I have a dataframe which consists of two columns, one an Int and the other a String:
+-------------+---------------------+
|user_id |token |
+-------------+---------------------+
| 419| Cake|
| 419| Chocolate|
| 419| Cheese|
| 419| Cream|
| 419| Bread|
| 419| Sugar|
| 419| Butter|
| 419| Chicken|
| 419| Baking|
| 419| Grilling|
+-------------+---------------------+
I need to find the 250 closest tokens in the Word2Vec vocabulary, for each token in the "token" column.
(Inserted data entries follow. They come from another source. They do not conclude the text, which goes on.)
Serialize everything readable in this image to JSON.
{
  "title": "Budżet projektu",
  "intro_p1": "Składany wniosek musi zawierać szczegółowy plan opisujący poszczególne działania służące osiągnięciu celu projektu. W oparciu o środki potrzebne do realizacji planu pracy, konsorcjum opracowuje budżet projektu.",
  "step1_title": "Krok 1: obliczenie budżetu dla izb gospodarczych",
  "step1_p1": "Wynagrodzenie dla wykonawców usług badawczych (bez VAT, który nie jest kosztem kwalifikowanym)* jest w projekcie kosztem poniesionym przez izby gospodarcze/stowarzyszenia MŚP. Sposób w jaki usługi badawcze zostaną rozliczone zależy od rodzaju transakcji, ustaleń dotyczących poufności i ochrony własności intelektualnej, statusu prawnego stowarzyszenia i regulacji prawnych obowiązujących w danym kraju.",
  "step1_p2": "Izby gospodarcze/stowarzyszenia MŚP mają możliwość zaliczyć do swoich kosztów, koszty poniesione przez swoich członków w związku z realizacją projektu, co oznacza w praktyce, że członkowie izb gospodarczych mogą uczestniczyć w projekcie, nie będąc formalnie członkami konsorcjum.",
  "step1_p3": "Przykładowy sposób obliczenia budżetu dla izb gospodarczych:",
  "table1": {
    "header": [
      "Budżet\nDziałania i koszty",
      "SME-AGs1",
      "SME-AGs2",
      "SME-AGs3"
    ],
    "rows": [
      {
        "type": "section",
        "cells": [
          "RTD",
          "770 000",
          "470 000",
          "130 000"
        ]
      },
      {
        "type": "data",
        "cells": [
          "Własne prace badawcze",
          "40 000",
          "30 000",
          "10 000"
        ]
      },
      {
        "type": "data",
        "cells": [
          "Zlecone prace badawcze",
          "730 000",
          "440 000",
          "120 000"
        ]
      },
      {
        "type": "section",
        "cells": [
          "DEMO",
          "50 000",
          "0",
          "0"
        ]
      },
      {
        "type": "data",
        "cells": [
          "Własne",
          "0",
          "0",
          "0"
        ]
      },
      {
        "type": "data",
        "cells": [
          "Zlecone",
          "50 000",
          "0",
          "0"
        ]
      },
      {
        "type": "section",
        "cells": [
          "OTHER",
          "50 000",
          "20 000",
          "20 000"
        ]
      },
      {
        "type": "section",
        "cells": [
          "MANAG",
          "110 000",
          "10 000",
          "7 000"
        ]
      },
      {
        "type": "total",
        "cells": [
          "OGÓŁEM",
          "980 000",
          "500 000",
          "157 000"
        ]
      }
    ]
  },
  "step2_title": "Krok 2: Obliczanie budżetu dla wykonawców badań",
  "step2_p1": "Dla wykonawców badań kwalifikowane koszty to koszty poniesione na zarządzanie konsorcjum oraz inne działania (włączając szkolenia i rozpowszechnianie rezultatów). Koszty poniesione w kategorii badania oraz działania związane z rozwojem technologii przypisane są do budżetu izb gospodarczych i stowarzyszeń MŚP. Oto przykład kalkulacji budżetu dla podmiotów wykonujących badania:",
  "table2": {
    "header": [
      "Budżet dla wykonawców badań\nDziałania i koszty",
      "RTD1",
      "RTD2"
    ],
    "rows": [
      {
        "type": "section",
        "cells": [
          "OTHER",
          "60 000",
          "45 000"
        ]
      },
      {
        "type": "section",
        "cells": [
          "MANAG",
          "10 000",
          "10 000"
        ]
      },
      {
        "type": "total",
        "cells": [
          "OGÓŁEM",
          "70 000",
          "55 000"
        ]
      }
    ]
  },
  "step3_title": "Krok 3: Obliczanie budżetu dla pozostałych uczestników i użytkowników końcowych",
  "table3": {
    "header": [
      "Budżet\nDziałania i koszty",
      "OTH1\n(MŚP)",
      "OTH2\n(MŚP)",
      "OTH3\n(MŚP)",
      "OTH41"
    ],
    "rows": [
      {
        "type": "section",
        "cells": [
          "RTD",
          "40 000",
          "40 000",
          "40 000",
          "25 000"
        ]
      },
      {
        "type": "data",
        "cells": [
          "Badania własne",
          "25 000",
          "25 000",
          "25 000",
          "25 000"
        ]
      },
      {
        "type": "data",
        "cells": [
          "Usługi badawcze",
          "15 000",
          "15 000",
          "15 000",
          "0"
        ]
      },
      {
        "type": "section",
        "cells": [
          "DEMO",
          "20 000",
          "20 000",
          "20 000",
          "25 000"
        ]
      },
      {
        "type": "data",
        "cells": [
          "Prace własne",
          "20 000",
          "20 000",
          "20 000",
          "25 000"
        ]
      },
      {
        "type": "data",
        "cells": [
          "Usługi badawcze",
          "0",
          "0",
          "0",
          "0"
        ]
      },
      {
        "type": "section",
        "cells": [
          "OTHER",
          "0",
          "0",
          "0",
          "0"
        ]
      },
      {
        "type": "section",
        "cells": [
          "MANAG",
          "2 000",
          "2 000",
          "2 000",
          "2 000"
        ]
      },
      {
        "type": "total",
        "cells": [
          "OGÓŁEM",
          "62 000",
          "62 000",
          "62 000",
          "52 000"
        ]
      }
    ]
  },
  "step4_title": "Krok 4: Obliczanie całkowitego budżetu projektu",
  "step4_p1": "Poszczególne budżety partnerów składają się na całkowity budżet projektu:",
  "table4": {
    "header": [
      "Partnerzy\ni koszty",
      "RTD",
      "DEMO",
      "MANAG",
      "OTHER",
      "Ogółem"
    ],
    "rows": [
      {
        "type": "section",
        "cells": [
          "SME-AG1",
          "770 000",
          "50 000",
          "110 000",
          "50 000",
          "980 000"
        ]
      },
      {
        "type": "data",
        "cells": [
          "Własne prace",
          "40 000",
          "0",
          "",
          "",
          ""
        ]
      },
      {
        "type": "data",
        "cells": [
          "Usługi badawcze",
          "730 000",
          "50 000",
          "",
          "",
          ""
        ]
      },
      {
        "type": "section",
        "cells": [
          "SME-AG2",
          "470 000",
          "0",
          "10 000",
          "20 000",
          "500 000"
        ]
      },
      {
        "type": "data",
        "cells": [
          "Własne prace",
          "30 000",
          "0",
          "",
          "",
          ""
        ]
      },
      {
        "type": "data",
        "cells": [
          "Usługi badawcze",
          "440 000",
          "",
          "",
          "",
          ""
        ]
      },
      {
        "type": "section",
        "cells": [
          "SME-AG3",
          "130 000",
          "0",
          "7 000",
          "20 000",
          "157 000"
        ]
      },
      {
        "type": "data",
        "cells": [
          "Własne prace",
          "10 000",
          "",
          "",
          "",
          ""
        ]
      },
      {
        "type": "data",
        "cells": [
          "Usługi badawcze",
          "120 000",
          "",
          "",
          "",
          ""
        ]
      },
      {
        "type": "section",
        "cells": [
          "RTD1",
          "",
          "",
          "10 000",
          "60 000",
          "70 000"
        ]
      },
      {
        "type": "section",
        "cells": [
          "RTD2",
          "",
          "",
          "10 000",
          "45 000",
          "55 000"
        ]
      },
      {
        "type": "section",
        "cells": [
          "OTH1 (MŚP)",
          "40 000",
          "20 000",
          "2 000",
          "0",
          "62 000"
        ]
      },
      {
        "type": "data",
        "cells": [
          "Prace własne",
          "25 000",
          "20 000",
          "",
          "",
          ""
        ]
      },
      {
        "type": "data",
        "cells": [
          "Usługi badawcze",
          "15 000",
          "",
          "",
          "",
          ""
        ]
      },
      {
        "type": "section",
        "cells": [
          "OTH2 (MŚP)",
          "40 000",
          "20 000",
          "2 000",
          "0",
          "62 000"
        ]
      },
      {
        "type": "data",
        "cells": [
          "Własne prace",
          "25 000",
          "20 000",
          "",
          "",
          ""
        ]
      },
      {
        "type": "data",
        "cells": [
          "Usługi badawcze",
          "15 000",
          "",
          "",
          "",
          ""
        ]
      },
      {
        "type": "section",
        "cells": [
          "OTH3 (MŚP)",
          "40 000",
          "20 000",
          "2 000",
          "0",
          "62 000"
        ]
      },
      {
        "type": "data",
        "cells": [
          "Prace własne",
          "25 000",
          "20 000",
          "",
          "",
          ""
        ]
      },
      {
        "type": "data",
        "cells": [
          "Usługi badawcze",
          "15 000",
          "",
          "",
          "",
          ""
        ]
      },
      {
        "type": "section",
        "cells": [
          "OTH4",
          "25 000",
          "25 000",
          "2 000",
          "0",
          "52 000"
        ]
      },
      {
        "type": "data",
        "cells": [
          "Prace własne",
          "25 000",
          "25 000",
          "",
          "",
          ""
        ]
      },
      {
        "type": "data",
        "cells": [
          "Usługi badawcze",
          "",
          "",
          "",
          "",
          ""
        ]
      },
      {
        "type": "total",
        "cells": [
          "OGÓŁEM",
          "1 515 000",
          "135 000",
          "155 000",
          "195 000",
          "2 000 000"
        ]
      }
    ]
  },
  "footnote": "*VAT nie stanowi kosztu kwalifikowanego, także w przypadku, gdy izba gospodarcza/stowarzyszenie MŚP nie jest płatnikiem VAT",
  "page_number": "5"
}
I attempted to use the findSynonymsArray
method in a udf:
def getSyn( w2v : Word2VecModel ) = udf { (token : String) => w2v.findSynonymsArray(token, 10)}
However, this udf causes NullPointerException
when used with withColumn
. This exception occurs even if token is hard-coded, and regardless of whether code is run locally or in cluster mode. I used a try-catch inside the udf to catch the null pointer, and it is being raised on every row.
I have queried the dataframe for null values, there are none in either column.
I also tried extracting the words and vectors from the Word2VecModel
with getVectors
, running my udf on the words on this dataframe, and doing an inner join with my dataframe. The same exception is raised.
I would greatly appreciate any help.